Non loin du premier centre sécurisé de minage haute technologie de la société, situé dans un lieu qui doit rester secret, des poules s'affairent dans la cour d'une des rares maisons de ce village valaisan particulièrement exigu, surplombé par des falaises, situé à la frontière avec l'Italie et au confluent de deux torrents.

Un peu plus loin, un deuxième centre de minage de monnaies virtuelles est en cours de finalisation.

«Les gens sont heureux de voir des jeunes, de voir que la vie peut reprendre», s'enthousiasme Ludovic Thomas, 26 ans.

Depuis le terrible drame, la commune cherchait en vain à attirer des entreprises pour éviter la mort du village, explique M. Fux.

Aussi, il se réjouit que les six jeunes informaticiens aient survécu à leur premier hiver en montagne.

Village fantôme

Dans le local de minage, la chaleur, qui atteint les 41 degrés, reste étouffante. Des lumières oranges et vertes clignotent pendant que Ludovic Thomas vérifie le système d'aération des cartes graphiques.

Son look urbain et ses tatouages sur les bras contrastent avec le style montagnard de la cinquantaine d'habitants de Gondo, mais tous assurent bien s'entendre. La commune leur loue deux logements, dans la mairie.

Après la catastrophe de 2000, «tous les habitants ne sont pas revenus», raconte M. Fux. En 2017, l'administration des douanes a même été déplacée dans une autre commune et l'une des trois stations d'essence du village a fermé, se désole le responsable politique.

Gondo était devenu une sorte de village fantôme, où passent tout de même «chaque jour 400 camions», la commune étant située à 2 heures de Milan, indique à l'AFP Simon Squaratti, employé communal, qui se réjouit de l'arrivée des mineurs de monnaies virtuelles bien qu'il ne comprenne pas ce qu'ils font.

Dans le village, la plupart des bâtiments sont vides, raconte Ludovic Thomas.
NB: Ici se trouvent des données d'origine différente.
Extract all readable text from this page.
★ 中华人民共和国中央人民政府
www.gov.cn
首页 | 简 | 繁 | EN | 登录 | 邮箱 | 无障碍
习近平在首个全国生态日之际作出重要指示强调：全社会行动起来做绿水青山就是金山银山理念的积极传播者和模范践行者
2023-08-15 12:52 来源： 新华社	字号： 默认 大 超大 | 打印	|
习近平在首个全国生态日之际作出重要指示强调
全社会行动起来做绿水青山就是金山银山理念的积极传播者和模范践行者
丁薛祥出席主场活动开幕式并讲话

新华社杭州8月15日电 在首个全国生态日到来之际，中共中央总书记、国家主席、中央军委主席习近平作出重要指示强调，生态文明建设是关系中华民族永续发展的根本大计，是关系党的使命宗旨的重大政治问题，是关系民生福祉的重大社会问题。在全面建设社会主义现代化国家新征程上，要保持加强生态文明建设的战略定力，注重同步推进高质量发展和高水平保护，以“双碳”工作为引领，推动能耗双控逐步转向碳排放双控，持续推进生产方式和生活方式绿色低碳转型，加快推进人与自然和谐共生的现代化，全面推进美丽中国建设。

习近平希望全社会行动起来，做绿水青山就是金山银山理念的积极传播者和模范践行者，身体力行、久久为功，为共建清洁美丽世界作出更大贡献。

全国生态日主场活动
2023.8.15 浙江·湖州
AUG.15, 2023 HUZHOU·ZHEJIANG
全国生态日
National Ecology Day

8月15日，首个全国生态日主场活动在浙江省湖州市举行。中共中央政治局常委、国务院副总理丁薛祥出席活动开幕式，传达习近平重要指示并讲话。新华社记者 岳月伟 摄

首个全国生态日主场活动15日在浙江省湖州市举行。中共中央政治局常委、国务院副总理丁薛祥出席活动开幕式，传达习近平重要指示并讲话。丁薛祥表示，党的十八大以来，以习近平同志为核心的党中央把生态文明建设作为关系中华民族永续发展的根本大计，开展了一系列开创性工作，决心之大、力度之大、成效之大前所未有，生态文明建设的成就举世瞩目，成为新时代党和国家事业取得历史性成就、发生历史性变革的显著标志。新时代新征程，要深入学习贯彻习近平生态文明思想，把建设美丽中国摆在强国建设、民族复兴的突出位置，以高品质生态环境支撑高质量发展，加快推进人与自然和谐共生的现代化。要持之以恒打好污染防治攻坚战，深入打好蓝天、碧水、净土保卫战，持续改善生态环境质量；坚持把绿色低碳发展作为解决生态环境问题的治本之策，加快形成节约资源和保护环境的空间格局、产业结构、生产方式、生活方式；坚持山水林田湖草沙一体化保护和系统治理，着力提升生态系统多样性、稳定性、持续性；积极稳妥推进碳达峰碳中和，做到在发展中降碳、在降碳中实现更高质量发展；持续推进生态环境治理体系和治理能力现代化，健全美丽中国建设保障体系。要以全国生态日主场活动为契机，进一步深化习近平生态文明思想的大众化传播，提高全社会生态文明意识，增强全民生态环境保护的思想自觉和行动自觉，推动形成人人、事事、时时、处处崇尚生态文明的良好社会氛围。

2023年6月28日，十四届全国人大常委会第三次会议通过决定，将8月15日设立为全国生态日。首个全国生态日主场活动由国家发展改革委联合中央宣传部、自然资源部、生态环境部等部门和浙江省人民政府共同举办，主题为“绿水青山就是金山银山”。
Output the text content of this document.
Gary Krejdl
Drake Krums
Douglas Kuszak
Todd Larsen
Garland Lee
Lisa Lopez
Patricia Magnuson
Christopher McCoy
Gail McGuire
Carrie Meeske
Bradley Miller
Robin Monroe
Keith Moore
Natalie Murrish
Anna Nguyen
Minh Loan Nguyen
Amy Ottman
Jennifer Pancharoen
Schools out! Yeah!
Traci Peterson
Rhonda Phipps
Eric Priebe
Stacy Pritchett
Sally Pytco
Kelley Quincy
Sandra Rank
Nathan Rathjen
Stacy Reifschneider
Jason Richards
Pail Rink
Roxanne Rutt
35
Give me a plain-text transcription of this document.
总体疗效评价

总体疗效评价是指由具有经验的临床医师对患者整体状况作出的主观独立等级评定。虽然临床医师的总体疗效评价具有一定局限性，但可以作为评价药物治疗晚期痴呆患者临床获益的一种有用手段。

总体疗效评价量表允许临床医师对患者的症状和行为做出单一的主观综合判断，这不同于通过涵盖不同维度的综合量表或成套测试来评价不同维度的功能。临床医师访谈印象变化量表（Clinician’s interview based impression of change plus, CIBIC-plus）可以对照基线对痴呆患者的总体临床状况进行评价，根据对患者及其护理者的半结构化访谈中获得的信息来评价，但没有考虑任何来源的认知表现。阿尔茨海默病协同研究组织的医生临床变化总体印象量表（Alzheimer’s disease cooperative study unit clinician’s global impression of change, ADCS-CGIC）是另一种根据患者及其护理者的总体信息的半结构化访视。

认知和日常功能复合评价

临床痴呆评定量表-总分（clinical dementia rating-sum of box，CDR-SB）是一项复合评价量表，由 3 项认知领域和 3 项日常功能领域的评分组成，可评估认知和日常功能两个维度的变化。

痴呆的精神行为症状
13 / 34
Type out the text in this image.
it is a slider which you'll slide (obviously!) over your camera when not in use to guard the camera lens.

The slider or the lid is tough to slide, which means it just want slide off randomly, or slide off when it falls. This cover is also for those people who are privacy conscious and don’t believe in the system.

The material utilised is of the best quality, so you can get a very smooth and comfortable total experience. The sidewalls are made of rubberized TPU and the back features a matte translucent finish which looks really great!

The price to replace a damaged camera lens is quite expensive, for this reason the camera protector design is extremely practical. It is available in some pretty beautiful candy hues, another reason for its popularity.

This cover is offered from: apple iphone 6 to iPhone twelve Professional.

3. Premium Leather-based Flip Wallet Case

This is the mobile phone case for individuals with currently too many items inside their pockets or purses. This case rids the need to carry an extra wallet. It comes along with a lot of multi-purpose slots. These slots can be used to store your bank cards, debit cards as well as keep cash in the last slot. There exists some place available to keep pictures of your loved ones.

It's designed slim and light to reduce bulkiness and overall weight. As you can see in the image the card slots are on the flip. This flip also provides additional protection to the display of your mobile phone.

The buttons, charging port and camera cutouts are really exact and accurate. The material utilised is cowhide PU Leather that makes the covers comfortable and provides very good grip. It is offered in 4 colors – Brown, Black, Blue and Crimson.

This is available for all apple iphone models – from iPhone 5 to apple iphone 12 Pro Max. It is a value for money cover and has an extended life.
Il n'y a pas d'école, pas de boulangerie, pas de magasin ni de café.

L'arrivée d'Alpine Mining pourrait changer la donne. Déjà, un premier restaurant a ouvert début mars.

Et «une dizaine» d'entreprises, toutes actives dans le minage de cryptomonnaies, souhaitent s'installer à Gondo, annonce fièrement M. Fux. La commune attend que les autorités cantonales acceptent de transformer des terrains en zone constructible, dit-il.

Pourquoi Gondo?

«Nous avons les tarifs électriques les moins élevés de Suisse», car la commune «offre des tarifs préférentiels afin d'attirer» des sociétés, fait valoir le directeur d'Alpine Mining.

«Ensuite, on peut réduire nos coûts de refroidissement en profitant du climat alpin», fait-il valoir.

Mais la croissance de sa société reste limitée dans ce village qui ne dispose que d'un seul transformateur. En construire un autre prendrait trop de temps.

«Le "mining" est souvent comparé au "goldrush" (ruée vers l'or). Actuellement, c'est le "cryptorush"», confie Ludovic Thomas, pressé d'aménager d'autres centres de minage en Valais, canton qui représente près d'un tiers de la production hydroélectrique suisse grâce à ses 219 centrales, selon les chiffres officiels.